During AWS penetration tests I'm often needing to run identical commands against multiple AWS accounts and multiple regions. So I created this tool to accomplish that a little faster while also providing output in a workable JSON format. I'll probably add to pip later after I update to add steps, but for now it can be copied to path and run from there as needed.
sudo cp aws-all.py /usr/local/bin/aws-all
sudo chmod +x /usr/local/bin/aws-all
sudo chown root:root /usr/local/bin/aws-all
- Setup AWS CLI. This script is really a wrapper that just calls the CLI tool and processes it's stdout.
- Setup AWS profiles. See here
- Optionally, create a scope file in CSV format that contains at least the name of each profile on each line. They should match the results from
aws configure list-profiles - Optionally, set the Environment Variable "AA_SCOPE" to let aws-all know where to find the scope file. The scope file should list one profile name per line.
With the script set as executable and set in $PATH, it can be used like normal.

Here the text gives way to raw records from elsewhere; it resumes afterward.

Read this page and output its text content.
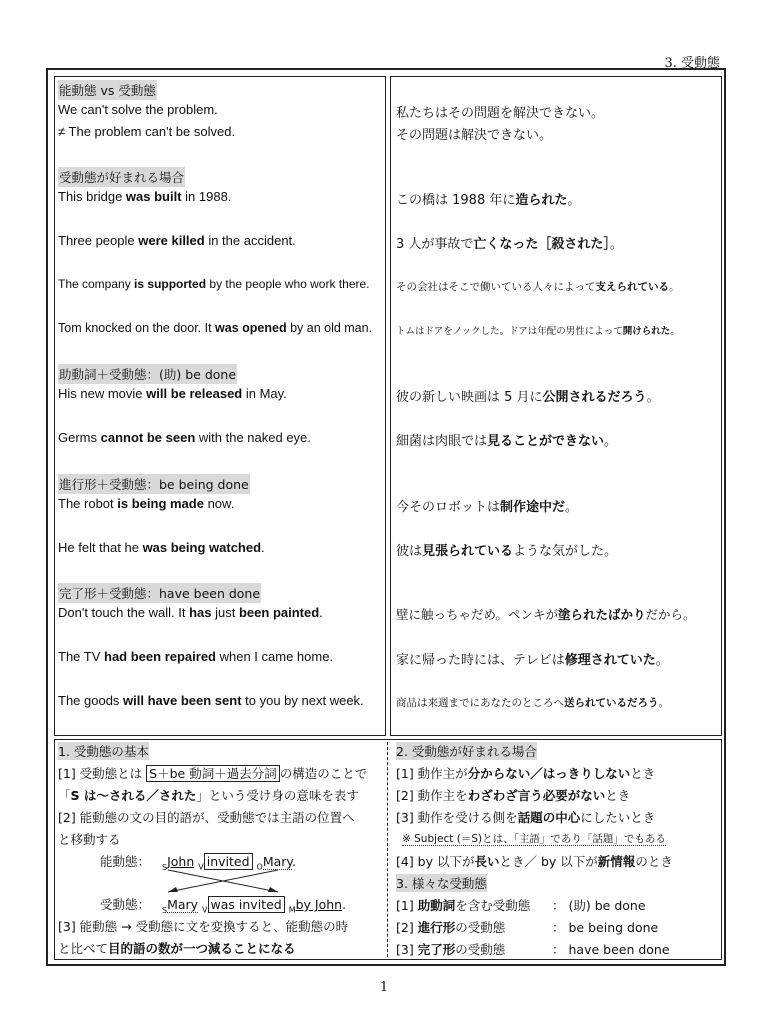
3. 受動態
能動態 vs 受動態
We can't solve the problem.
≠ The problem can't be solved.
受動態が好まれる場合
This bridge was built in 1988.
Three people were killed in the accident.
The company is supported by the people who work there.
Tom knocked on the door. It was opened by an old man.
助動詞＋受動態：(助) be done
His new movie will be released in May.
Germs cannot be seen with the naked eye.
進行形＋受動態：be being done
The robot is being made now.
He felt that he was being watched.
完了形＋受動態：have been done
Don't touch the wall. It has just been painted.
The TV had been repaired when I came home.
The goods will have been sent to you by next week.
私たちはその問題を解決できない。
その問題は解決できない。
この橋は 1988 年に造られた。
3 人が事故で亡くなった［殺された］。
その会社はそこで働いている人々によって支えられている。
トムはドアをノックした。ドアは年配の男性によって開けられた。
彼の新しい映画は 5 月に公開されるだろう。
細菌は肉眼では見ることができない。
今そのロボットは制作途中だ。
彼は見張られているような気がした。
壁に触っちゃだめ。ペンキが塗られたばかりだから。
家に帰った時には、テレビは修理されていた。
商品は来週までにあなたのところへ送られているだろう。
1. 受動態の基本
[1] 受動態とは S＋be 動詞＋過去分詞 の構造のことで
「S は～される／された」という受け身の意味を表す
[2] 能動態の文の目的語が、受動態では主語の位置へ
と移動する
能動態： $_S$John $_V$ invited $_O$Mary.
受動態： $_S$Mary $_V$ was invited $_M$by John.
[3] 能動態 → 受動態に文を変換すると、能動態の時
と比べて目的語の数が一つ減ることになる
2. 受動態が好まれる場合
[1] 動作主が分からない／はっきりしないとき
[2] 動作主をわざわざ言う必要がないとき
[3] 動作を受ける側を話題の中心にしたいとき
※ Subject (＝S)とは、「主語」であり「話題」でもある
[4] by 以下が長いとき／ by 以下が新情報のとき
3. 様々な受動態
[1] 助動詞を含む受動態 ： (助) be done
[2] 進行形の受動態	： be being done
[3] 完了形の受動態	： have been done
1
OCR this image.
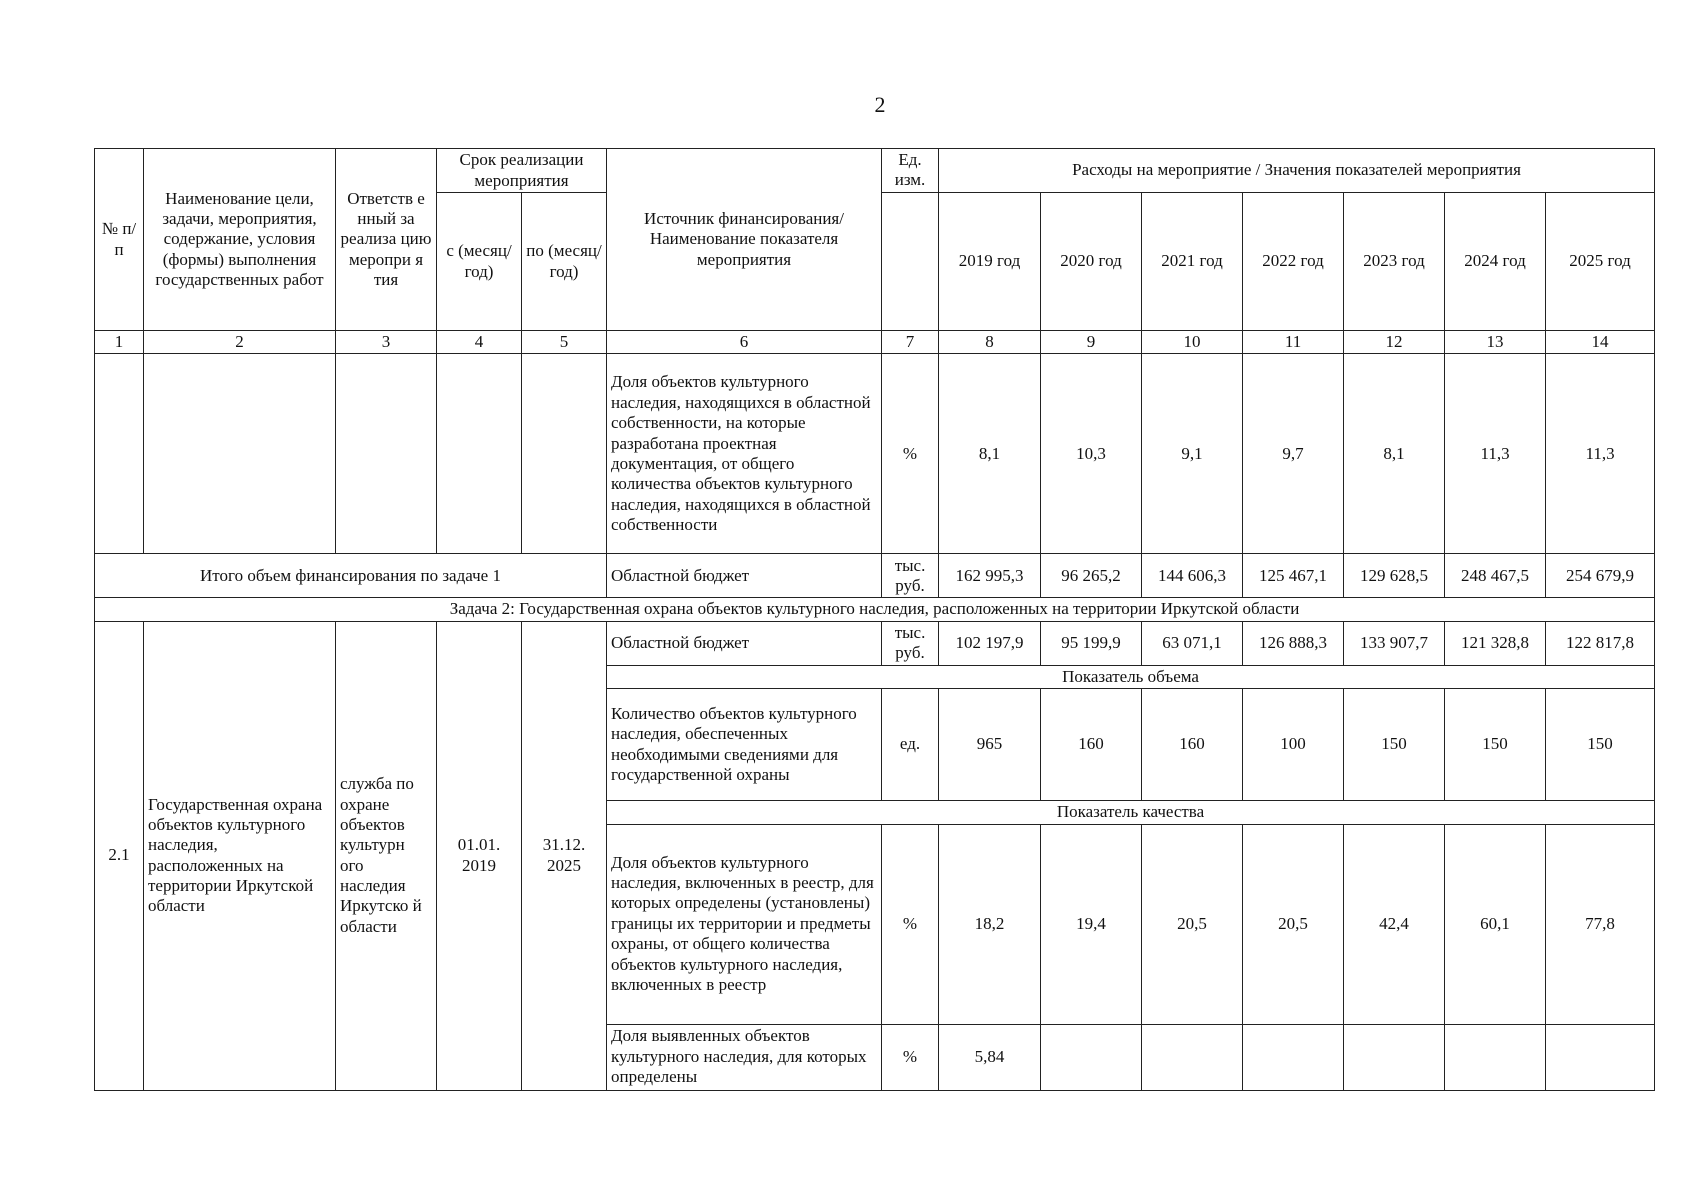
2
№ п/п	Наименование цели, задачи, мероприятия, содержание, условия (формы) выполнения государственных работ	Ответств е нный за реализа цию меропри я тия	Срок реализации мероприятия		Источник финансирования/ Наименование показателя мероприятия	Ед. изм.	Расходы на мероприятие / Значения показателей мероприятия						
			с (месяц/ год)	по (месяц/ год)			2019 год	2020 год	2021 год	2022 год	2023 год	2024 год	2025 год
1	2	3	4	5	6	7	8	9	10	11	12	13	14
					Доля объектов культурного наследия, находящихся в областной собственности, на которые разработана проектная документация, от общего количества объектов культурного наследия, находящихся в областной собственности	%	8,1	10,3	9,1	9,7	8,1	11,3	11,3
Итого объем финансирования по задаче 1					Областной бюджет	тыс. руб.	162 995,3	96 265,2	144 606,3	125 467,1	129 628,5	248 467,5	254 679,9
Задача 2: Государственная охрана объектов культурного наследия, расположенных на территории Иркутской области													
2.1	Государственная охрана объектов культурного наследия, расположенных на территории Иркутской области	служба по охране объектов культурн ого наследия Иркутско й области	01.01. 2019	31.12. 2025	Областной бюджет	тыс. руб.	102 197,9	95 199,9	63 071,1	126 888,3	133 907,7	121 328,8	122 817,8
					Показатель объема								
					Количество объектов культурного наследия, обеспеченных необходимыми сведениями для государственной охраны	ед.	965	160	160	100	150	150	150
					Показатель качества								
					Доля объектов культурного наследия, включенных в реестр, для которых определены (установлены) границы их территории и предметы охраны, от общего количества объектов культурного наследия, включенных в реестр	%	18,2	19,4	20,5	20,5	42,4	60,1	77,8
					Доля выявленных объектов культурного наследия, для которых определены	%	5,84						
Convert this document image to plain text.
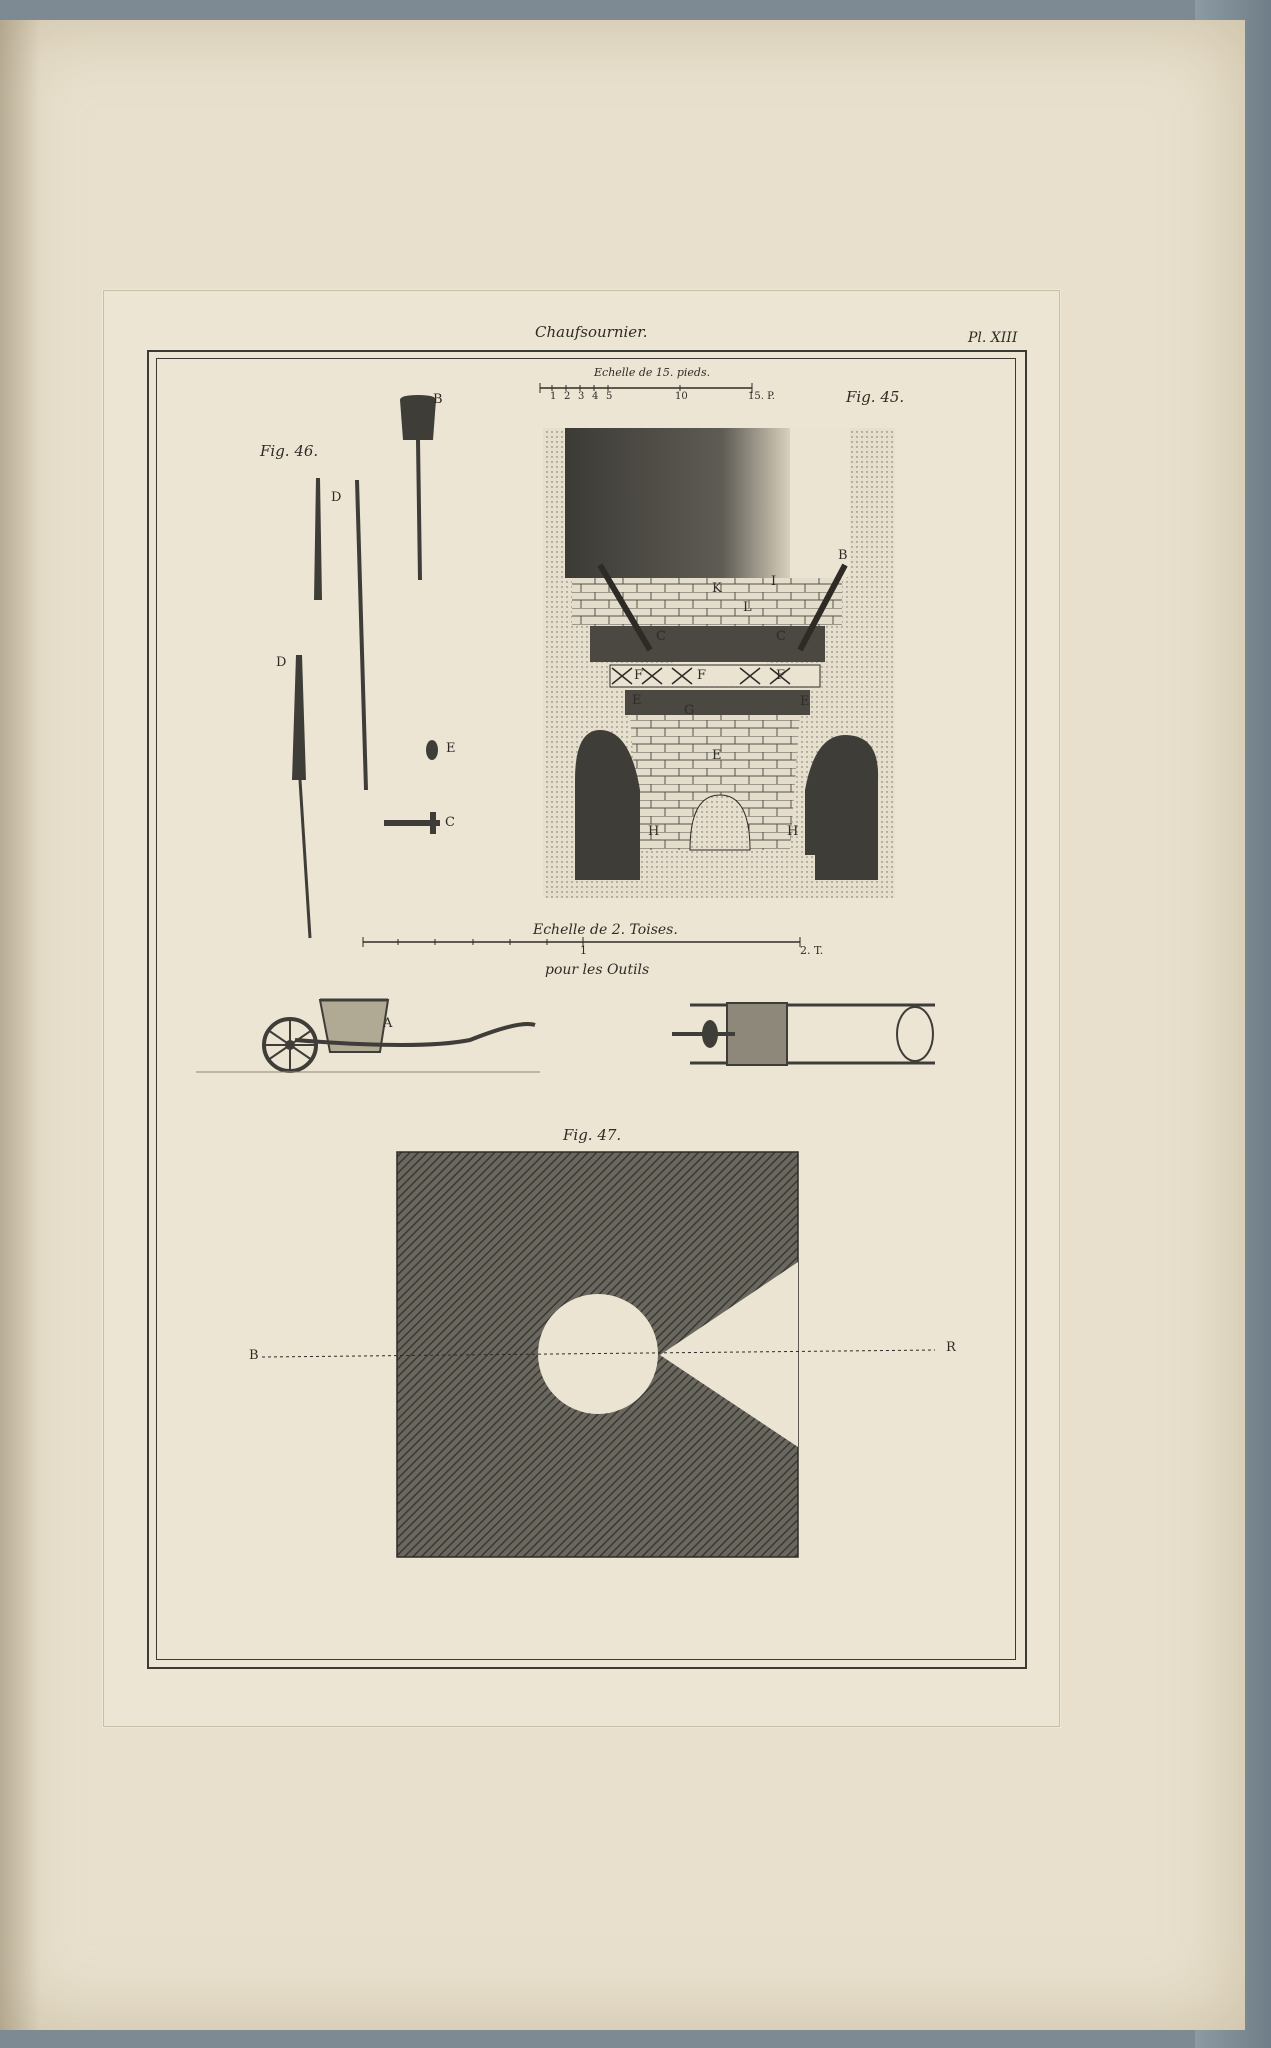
Chaufsournier.	Pl. XIII
Fig. 45.
Fig. 46.
Fig. 47.
Echelle de 15. pieds.
Echelle de 2. Toises.
pour les Outils
B
D
D
E
C
A
B
K	I
L
C	C
F	F	F
E
G
E
E
H	H
B
R
1 2 3 4 5	10	15. P.
1	2. T.
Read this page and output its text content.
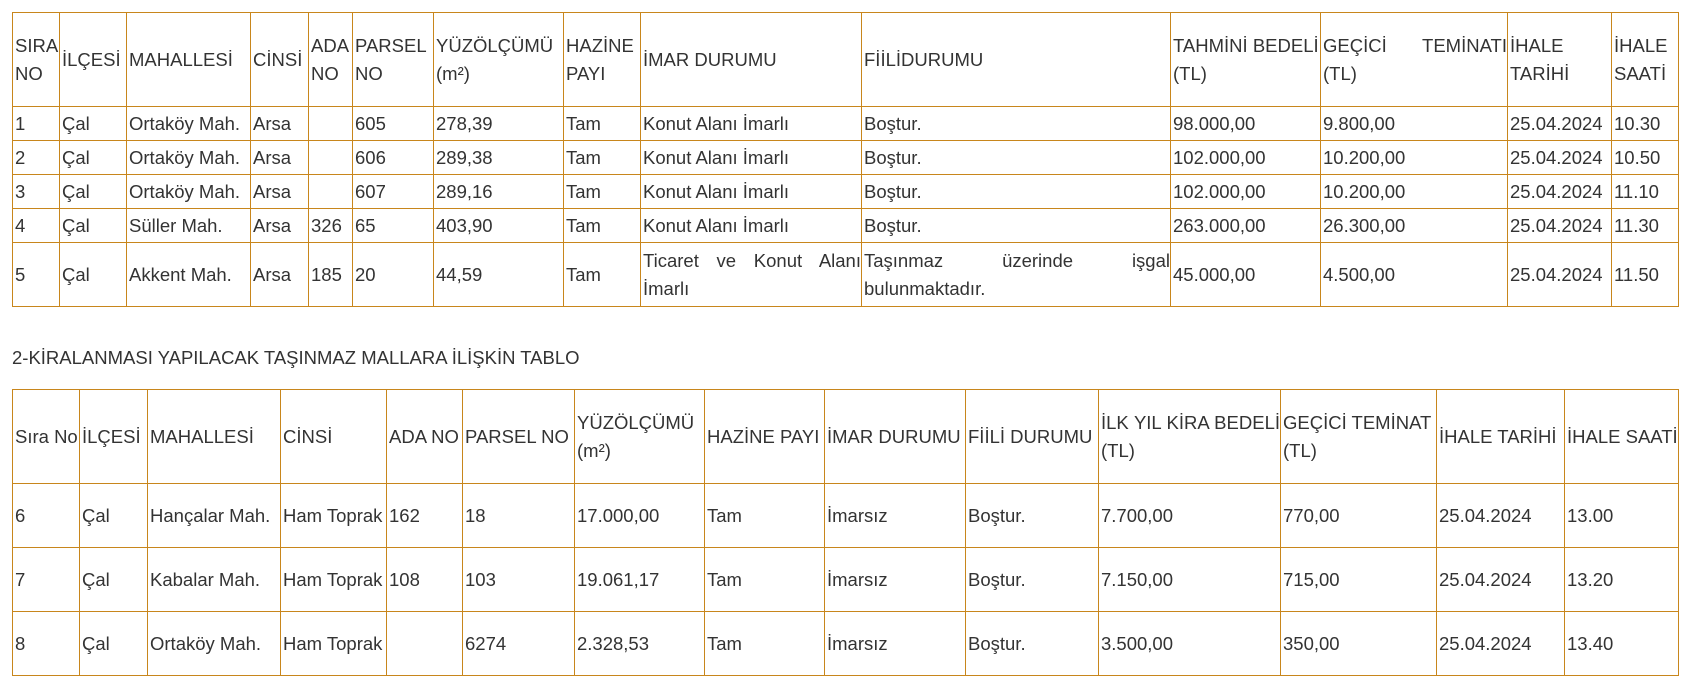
SIRA NO	İLÇESİ	MAHALLESİ	CİNSİ	ADA NO	PARSEL NO	YÜZÖLÇÜMÜ (m²)	HAZİNE PAYI	İMAR DURUMU	FİİLİDURUMU	TAHMİNİ BEDELİ (TL)	GEÇİCİ TEMİNATI (TL)	İHALE TARİHİ	İHALE SAATİ
1	Çal	Ortaköy Mah.	Arsa		605	278,39	Tam	Konut Alanı İmarlı	Boştur.	98.000,00	9.800,00	25.04.2024	10.30
2	Çal	Ortaköy Mah.	Arsa		606	289,38	Tam	Konut Alanı İmarlı	Boştur.	102.000,00	10.200,00	25.04.2024	10.50
3	Çal	Ortaköy Mah.	Arsa		607	289,16	Tam	Konut Alanı İmarlı	Boştur.	102.000,00	10.200,00	25.04.2024	11.10
4	Çal	Süller Mah.	Arsa	326	65	403,90	Tam	Konut Alanı İmarlı	Boştur.	263.000,00	26.300,00	25.04.2024	11.30
5	Çal	Akkent Mah.	Arsa	185	20	44,59	Tam	Ticaret ve Konut Alanı İmarlı	Taşınmaz üzerinde işgal bulunmaktadır.	45.000,00	4.500,00	25.04.2024	11.50
2-KİRALANMASI YAPILACAK TAŞINMAZ MALLARA İLİŞKİN TABLO
Sıra No	İLÇESİ	MAHALLESİ	CİNSİ	ADA NO	PARSEL NO	YÜZÖLÇÜMÜ (m²)	HAZİNE PAYI	İMAR DURUMU	FİİLİ DURUMU	İLK YIL KİRA BEDELİ (TL)	GEÇİCİ TEMİNAT (TL)	İHALE TARİHİ	İHALE SAATİ
6	Çal	Hançalar Mah.	Ham Toprak	162	18	17.000,00	Tam	İmarsız	Boştur.	7.700,00	770,00	25.04.2024	13.00
7	Çal	Kabalar Mah.	Ham Toprak	108	103	19.061,17	Tam	İmarsız	Boştur.	7.150,00	715,00	25.04.2024	13.20
8	Çal	Ortaköy Mah.	Ham Toprak		6274	2.328,53	Tam	İmarsız	Boştur.	3.500,00	350,00	25.04.2024	13.40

$ aws-all s3api list-buckets
- profile, profiles: Optionally specify the desired profile(s) on run. Will override using the profiles found in the scope-file
- region, regions: Optionally specify the desired region(s) on run. Will override using the default region as reported by
aws --profile {profile} configure get region. Can specify "all" to run against all available AWS regions. - scope_file: Optionally specify the scope file to use on run. Will override the "AA_SCOPE" Environment Variable.
- global-override: Global services, such as IAM, are flagged so that they are run against just one region even when multiple regions are specified. This boolean flag will override that, running the command against all regions.
- add-to-scope: This boolean flag will have the script add profiles specified with the
--profileflag to the scope_file if they are missing from it.
Results are printed out in JSON format with some additional details added such as the profile name, account id, and region that the command was executed in.